Para isso, primeiramente, os estudos geográficos sobre ocupação da população em áreas
de risco devem levar em consideração o impacto socioambiental proveniente das alterações no
ambiente causadas pelos processos de mudanças sociais em decorrência das atividades
econômicas e ausência do poder público e também a efetiva participação popular, mobilizando-se
e atuando em prol do coletivo, porquanto o povo é o personagem principal em situações como tais
e o verdadeiro potencial e poder de mudança da realidade atual repousa em suas mãos.
Conclui-se que os desastres na região serrana do Rio de Janeiro devem ser entendidos
como uma construção social de risco, ou seja, eventos produzidos pela interferência da sociedade
no meio ambiente. As consequências e mortes ocorridas por esta tragédia são frutos inicialmente
de uma escolha política e uma ideologia capitalista, que gera uma lenta progressão na aplicação
de soluções sociais e econômicas na ocupação do território urbano.

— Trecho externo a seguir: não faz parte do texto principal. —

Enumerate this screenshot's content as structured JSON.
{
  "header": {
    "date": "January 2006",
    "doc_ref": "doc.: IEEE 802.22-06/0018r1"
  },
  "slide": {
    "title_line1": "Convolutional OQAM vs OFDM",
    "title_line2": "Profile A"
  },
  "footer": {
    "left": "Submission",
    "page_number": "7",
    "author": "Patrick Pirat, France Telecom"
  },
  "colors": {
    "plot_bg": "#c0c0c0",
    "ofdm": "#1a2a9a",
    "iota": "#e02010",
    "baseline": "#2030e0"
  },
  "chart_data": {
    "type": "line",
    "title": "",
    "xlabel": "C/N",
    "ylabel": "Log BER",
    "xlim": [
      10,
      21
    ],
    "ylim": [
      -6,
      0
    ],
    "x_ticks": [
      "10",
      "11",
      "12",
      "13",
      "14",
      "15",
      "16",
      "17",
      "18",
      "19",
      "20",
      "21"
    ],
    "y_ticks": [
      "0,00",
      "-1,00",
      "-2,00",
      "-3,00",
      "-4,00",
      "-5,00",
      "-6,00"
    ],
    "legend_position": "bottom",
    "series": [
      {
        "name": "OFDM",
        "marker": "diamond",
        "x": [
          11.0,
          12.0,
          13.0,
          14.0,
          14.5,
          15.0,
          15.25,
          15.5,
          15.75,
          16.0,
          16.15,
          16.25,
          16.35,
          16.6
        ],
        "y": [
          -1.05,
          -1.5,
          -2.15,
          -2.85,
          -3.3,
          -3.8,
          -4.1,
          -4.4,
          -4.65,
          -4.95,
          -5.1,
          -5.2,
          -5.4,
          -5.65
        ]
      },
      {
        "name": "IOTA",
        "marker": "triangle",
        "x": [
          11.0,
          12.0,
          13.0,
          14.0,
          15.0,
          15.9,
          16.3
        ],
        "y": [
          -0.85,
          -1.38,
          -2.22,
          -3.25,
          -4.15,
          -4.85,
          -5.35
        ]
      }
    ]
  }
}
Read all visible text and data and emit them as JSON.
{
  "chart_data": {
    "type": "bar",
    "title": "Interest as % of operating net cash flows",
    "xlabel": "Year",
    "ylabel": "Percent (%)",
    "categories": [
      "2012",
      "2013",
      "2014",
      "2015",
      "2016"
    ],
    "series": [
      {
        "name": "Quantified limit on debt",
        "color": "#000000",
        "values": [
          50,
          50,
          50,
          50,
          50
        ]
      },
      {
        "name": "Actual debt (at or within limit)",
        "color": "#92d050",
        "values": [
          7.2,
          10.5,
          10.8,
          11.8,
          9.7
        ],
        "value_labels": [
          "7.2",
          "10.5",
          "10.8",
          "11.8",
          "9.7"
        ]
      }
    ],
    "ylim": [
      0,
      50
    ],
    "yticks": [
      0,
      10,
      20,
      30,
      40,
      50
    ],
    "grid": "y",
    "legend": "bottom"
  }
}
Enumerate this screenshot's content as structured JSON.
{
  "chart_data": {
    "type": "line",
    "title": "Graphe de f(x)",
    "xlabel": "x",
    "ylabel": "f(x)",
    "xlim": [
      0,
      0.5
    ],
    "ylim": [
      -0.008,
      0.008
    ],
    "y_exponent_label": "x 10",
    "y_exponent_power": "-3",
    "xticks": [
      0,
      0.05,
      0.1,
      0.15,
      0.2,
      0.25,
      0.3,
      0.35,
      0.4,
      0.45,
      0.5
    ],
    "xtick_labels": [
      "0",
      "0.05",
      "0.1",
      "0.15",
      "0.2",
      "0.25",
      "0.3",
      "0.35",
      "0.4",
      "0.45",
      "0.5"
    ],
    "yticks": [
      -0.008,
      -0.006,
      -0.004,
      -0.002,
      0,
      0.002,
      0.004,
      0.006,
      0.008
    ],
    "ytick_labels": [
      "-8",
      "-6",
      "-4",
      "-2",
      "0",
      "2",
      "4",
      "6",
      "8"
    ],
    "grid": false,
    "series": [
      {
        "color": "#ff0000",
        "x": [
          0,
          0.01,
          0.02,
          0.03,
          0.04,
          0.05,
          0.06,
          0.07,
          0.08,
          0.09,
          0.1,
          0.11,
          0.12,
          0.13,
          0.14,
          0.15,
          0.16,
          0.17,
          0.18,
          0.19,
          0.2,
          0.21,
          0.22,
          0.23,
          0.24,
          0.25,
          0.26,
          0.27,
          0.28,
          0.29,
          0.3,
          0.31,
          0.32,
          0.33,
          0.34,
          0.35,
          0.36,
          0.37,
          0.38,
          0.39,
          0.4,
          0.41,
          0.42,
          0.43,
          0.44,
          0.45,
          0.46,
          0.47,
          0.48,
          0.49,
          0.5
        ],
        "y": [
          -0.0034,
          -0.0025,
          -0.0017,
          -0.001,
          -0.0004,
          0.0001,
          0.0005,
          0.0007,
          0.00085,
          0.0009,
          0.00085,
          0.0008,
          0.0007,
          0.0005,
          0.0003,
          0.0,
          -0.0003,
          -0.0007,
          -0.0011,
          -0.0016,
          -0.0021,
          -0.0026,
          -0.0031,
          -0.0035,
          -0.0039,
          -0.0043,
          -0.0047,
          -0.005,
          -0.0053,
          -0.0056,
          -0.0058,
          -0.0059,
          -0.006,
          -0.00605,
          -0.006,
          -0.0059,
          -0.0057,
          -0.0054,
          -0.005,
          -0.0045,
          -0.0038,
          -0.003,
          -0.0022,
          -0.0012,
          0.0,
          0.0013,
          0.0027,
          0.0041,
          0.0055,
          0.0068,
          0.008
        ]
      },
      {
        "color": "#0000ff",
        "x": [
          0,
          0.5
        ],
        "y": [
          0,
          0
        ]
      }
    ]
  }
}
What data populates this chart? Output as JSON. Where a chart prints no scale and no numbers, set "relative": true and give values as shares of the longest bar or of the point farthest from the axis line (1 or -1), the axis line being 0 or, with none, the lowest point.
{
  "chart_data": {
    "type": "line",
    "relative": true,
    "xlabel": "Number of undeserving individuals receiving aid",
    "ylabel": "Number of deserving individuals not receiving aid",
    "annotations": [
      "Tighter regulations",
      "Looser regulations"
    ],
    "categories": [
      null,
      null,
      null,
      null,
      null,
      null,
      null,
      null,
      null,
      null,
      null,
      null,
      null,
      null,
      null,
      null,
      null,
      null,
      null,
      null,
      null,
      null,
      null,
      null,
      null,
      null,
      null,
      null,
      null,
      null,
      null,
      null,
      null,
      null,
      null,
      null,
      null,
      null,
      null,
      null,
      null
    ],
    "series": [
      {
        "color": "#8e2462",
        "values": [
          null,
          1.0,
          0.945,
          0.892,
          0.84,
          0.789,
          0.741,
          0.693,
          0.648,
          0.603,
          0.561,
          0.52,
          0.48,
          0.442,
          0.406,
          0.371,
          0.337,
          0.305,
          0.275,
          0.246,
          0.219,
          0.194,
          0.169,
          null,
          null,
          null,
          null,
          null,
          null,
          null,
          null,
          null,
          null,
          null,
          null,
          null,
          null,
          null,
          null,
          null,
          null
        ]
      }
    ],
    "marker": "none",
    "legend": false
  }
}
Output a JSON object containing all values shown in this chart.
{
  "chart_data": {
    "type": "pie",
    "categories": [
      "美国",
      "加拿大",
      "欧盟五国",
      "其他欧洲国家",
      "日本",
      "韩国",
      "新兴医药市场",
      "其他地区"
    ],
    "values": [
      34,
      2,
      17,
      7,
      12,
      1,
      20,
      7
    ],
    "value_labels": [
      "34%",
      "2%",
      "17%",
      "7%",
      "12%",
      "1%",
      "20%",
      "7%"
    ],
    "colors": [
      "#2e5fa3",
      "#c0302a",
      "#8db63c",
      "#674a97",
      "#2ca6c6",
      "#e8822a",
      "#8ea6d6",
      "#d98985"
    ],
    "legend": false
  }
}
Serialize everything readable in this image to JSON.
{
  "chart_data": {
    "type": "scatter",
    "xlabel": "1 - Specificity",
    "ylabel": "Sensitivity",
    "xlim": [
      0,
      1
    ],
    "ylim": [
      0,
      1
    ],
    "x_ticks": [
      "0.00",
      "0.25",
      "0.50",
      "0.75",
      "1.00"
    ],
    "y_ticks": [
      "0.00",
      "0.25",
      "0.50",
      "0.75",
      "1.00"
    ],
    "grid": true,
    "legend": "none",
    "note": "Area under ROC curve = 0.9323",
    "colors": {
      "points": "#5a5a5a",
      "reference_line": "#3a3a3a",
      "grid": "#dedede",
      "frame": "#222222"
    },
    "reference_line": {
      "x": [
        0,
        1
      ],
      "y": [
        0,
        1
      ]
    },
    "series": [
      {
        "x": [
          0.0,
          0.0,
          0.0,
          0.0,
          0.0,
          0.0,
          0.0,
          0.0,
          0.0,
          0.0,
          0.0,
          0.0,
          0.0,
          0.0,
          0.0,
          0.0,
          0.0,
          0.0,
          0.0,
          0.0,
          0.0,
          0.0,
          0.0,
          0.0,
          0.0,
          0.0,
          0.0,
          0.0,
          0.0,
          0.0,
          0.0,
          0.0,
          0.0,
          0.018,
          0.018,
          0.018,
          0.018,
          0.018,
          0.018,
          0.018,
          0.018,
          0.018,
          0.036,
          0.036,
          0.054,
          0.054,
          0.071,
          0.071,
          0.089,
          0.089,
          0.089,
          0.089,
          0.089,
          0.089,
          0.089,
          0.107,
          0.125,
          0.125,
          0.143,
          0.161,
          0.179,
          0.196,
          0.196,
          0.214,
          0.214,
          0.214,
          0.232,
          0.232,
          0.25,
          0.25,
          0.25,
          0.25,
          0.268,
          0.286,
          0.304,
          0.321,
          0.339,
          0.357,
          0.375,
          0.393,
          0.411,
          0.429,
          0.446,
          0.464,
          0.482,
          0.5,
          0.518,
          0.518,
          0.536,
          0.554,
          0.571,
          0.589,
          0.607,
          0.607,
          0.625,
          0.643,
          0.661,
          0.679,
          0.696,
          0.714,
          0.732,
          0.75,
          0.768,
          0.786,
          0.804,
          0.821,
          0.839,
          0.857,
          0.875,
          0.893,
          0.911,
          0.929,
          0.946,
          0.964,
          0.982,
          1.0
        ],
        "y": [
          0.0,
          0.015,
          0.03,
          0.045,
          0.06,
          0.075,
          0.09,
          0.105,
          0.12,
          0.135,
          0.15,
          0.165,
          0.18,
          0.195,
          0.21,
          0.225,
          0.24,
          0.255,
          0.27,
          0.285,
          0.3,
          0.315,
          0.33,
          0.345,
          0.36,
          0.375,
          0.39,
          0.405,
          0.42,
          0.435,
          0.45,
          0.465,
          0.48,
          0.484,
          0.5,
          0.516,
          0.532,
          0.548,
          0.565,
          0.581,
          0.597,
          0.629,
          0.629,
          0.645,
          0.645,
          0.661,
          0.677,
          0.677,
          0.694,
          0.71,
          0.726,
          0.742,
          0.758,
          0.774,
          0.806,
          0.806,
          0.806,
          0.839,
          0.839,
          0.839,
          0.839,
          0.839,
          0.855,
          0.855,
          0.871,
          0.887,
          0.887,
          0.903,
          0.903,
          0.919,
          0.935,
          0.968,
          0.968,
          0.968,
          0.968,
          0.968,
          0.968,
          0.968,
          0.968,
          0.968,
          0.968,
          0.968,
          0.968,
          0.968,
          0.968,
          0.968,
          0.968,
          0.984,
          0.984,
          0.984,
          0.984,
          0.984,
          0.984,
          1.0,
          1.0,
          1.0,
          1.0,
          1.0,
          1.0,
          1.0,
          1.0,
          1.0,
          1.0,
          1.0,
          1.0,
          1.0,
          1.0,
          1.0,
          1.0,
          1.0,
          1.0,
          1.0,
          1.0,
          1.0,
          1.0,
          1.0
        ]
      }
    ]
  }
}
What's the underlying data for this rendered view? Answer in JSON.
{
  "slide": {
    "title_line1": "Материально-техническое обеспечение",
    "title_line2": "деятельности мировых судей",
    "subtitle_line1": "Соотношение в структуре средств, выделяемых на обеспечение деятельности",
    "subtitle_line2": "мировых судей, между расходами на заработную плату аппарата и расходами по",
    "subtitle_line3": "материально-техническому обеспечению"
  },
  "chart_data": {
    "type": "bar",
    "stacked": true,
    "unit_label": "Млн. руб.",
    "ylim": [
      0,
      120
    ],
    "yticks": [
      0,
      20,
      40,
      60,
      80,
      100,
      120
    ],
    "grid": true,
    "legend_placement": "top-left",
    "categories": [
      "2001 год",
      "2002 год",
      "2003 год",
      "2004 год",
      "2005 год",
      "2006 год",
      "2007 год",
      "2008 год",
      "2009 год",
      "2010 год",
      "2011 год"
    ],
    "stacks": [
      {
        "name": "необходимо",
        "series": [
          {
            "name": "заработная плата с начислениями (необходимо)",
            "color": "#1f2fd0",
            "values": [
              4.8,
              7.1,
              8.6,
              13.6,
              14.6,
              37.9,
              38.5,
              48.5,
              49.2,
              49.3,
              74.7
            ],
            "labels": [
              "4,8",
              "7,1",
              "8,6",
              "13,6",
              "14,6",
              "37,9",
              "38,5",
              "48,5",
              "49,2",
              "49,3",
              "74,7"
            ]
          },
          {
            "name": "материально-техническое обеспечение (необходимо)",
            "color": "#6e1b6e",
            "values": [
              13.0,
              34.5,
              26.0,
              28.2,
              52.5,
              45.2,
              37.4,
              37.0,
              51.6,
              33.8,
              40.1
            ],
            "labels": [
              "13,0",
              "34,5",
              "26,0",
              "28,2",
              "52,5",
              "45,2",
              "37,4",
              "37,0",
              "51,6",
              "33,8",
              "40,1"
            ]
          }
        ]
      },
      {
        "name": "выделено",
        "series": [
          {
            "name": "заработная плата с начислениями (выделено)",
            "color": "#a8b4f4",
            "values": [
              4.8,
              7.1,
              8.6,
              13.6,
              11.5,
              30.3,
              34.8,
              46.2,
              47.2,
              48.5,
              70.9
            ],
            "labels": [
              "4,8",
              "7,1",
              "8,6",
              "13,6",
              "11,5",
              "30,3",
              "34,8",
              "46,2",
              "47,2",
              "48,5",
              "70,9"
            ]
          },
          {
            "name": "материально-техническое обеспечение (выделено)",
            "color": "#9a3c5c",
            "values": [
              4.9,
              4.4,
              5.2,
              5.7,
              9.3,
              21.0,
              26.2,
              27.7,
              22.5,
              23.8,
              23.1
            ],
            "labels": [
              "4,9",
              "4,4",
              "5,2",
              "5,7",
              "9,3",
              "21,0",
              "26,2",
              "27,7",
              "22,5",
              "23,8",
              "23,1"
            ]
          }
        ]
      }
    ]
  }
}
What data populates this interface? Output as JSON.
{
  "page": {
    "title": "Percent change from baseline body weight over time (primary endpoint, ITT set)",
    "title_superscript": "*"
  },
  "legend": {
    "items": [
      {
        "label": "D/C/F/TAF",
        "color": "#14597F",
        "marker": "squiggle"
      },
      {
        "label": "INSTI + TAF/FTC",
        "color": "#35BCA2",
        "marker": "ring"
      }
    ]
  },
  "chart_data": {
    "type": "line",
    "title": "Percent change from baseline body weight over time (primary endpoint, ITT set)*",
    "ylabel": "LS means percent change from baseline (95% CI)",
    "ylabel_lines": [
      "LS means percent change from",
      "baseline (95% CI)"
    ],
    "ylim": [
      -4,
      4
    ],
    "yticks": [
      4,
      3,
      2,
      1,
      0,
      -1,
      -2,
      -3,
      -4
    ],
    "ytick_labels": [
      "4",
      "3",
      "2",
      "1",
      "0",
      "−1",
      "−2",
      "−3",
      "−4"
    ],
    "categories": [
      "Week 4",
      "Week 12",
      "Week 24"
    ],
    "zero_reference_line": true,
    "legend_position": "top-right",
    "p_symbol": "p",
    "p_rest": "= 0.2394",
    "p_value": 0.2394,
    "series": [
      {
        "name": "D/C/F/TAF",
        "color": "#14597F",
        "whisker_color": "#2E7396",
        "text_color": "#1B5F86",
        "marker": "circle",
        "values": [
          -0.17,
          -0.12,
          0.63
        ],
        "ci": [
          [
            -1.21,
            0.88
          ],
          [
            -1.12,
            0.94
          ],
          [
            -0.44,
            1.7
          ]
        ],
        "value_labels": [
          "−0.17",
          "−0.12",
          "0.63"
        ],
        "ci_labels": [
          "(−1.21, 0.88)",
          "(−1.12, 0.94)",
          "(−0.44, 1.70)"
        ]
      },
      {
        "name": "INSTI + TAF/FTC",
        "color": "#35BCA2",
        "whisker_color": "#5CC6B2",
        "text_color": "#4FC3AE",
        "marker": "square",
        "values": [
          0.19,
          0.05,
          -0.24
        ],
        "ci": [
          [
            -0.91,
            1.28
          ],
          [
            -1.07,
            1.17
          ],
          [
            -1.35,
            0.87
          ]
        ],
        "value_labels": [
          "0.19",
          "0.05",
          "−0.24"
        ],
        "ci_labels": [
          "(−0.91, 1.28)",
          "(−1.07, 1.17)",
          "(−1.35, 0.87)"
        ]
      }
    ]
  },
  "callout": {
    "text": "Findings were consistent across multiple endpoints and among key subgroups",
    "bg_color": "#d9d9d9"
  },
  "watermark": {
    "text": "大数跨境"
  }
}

Deve-se neste momento considerar a perspectiva paradigmática do desenvolvimento
sustentável, que de certa maneira submete a questão econômica às outras dimensões sócias,
culturais e ecológicas na tomada de decisão sobre o que fazer para quem e de que modo. A
sustentabilidade da vida nas regiões serranas precisa de uma revisão de seu paradigma para não
se ficar aprisionado em um circulo viciado onde o curto prazo e a privatização dos lucros é à custa
da socialização dos prejuízos. Faz-se necessário uma mudança do lugar que a população ocupa
neste cenário de vítima passiva para uma posição mais proativa nas decisões de consumo
consciente, na negociação de projetos sociais e de destino de ocupação dos espaços. Propõe-se
que o primeiro passo seja a criação de coletivos que abriguem a participação como processo de
emancipação. As políticas urbanas mais sustentáveis, projetos sociais mais sustentáveis ecoarão
nas gerações futuras que poderão viver em cidades mais sustentáveis.